El ruido de la detención
Confieso que prefiero que ningún cuerpo policial sepa todavía cómo lo hizo para entrar y salir el expresident, porque no quiero ni imaginar el ruido que estaríamos soportando en otro escenario. ¿Se imaginan qué habría pasado si la Guardia Civil sí hubiera podido detener a Puigdemont en la frontera, mientras a los Mossos se les escurría entre los dedos? Vaya por delante mi respeto hacia los cuerpos y fuerzas de seguridad del Estado. No hablo de ellos, sino de otra cosa.
Hablo de cuál habría sido la narrativa dominante. Que los Mossos, a pesar de su cercanía y conocimiento del terreno, no solo habrían fallado en detener a Puigdemont, sino que habrían dejado que la Guardia Civil, un cuerpo históricamente percibido como ajeno a las sensibilidades catalanas, tomara la delantera. Imagínense cómo habría alimentado esto aún más las tensiones a que nos tienen acostumbrados nuestros representantes parlamentarios, reforzando la idea de que los Mossos estarían, en última instancia, subordinados a las decisiones políticas catalanas y actuarían ajenos al imperio de la ley.
Maestro de la evasión
Sólo un expresident lleno de contradicciones dejaría una estela así. En su momento, en plena campaña electoral, Puigdemont afirmó que si no era presidente de la Generalitat, abandonaría la política activa. Sin embargo, en un giro que no sorprende a muchos, el secretario general de Junts per Catalunya, Jordi Turull, ha salido a desmentir esas palabras, afirmando que Puigdemont donde dijo “digo” decía Diego. También prometió Puigdemont asistir al debate de investidura y, en lugar de cumplir, se sacó de la chistera un mitin de seis minutos a un 800 metros de distancia del Parlament.
En algo es coherente Puigdemont. No se ve como jefe de la oposición. Y eso encaja en esa línea de desprecio que ha demostrado por las instituciones catalanas -como los Mossos d’esquadra-, en su favor. El equilibrio democrático que aporta la fiscalización y el contrapeso, fundamentales para el buen funcionamiento de cualquier democracia, no le interesan. Quizás le resulta más atractivo el poder que la responsabilidad de contribuir constructivamente al debate político desde la oposición.

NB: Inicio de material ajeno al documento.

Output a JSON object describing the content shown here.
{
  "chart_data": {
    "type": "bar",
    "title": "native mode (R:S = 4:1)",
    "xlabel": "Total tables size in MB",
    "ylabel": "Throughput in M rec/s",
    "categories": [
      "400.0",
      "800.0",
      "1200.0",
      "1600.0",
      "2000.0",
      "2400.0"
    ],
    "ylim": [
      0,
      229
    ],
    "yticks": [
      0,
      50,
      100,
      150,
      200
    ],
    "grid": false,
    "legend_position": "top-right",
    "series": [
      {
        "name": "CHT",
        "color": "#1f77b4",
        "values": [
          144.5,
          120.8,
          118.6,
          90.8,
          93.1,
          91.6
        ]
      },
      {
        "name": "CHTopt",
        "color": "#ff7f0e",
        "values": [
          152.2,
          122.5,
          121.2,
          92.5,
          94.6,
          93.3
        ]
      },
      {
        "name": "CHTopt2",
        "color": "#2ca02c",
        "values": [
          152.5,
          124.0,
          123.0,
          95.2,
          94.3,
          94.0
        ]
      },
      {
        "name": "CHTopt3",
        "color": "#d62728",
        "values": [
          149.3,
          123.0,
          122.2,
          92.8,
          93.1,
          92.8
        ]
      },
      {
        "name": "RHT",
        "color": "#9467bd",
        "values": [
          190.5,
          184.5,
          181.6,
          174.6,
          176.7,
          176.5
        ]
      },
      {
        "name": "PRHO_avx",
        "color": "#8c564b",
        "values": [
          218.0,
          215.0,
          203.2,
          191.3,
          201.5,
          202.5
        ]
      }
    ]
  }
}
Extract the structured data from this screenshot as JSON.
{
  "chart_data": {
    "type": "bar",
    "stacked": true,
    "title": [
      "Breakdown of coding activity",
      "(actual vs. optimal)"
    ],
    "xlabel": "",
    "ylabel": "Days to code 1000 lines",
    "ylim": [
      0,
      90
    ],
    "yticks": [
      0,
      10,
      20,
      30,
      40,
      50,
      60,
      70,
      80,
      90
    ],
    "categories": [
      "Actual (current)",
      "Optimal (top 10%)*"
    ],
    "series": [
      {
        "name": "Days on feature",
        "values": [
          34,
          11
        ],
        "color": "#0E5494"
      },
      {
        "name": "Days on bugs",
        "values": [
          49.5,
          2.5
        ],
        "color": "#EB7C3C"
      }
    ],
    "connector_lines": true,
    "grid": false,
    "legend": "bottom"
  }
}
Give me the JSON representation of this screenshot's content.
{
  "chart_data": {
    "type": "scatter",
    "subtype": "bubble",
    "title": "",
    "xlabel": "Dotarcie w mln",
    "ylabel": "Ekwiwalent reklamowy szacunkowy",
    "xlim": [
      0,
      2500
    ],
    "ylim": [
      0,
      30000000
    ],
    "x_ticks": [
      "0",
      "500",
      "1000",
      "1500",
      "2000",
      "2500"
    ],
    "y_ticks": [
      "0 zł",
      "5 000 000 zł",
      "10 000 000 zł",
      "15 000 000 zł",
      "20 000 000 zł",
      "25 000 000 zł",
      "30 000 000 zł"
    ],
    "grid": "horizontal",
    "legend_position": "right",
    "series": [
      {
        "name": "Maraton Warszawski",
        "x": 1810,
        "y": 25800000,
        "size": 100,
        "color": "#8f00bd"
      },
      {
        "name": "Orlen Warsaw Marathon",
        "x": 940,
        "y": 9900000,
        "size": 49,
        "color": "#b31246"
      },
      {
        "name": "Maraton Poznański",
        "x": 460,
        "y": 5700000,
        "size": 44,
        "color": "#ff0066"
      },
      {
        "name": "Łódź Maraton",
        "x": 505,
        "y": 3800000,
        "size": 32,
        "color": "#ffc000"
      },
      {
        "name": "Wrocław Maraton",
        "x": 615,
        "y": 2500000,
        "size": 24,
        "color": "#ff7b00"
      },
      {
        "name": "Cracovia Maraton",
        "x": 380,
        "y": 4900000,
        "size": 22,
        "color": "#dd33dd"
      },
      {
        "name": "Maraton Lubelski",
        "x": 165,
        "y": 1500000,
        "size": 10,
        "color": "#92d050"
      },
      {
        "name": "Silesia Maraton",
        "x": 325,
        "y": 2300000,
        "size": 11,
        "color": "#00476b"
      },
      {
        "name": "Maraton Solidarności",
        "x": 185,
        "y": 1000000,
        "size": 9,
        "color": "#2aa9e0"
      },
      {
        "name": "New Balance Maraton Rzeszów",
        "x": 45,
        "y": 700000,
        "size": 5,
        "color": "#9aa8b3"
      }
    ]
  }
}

Carles Puigdemont ha demostrado ser un maestro en el arte de la evasión, logrando escabullirse de la justicia española, utilizando su habilidad para desaparecer en los momentos más críticos. A sus adversarios hay que admitir que los deja desconcertados. A la ciudadanía le queda preguntarse hasta qué punto el liderazgo de Puigdemont es un acto de ilusión más que de realidad política.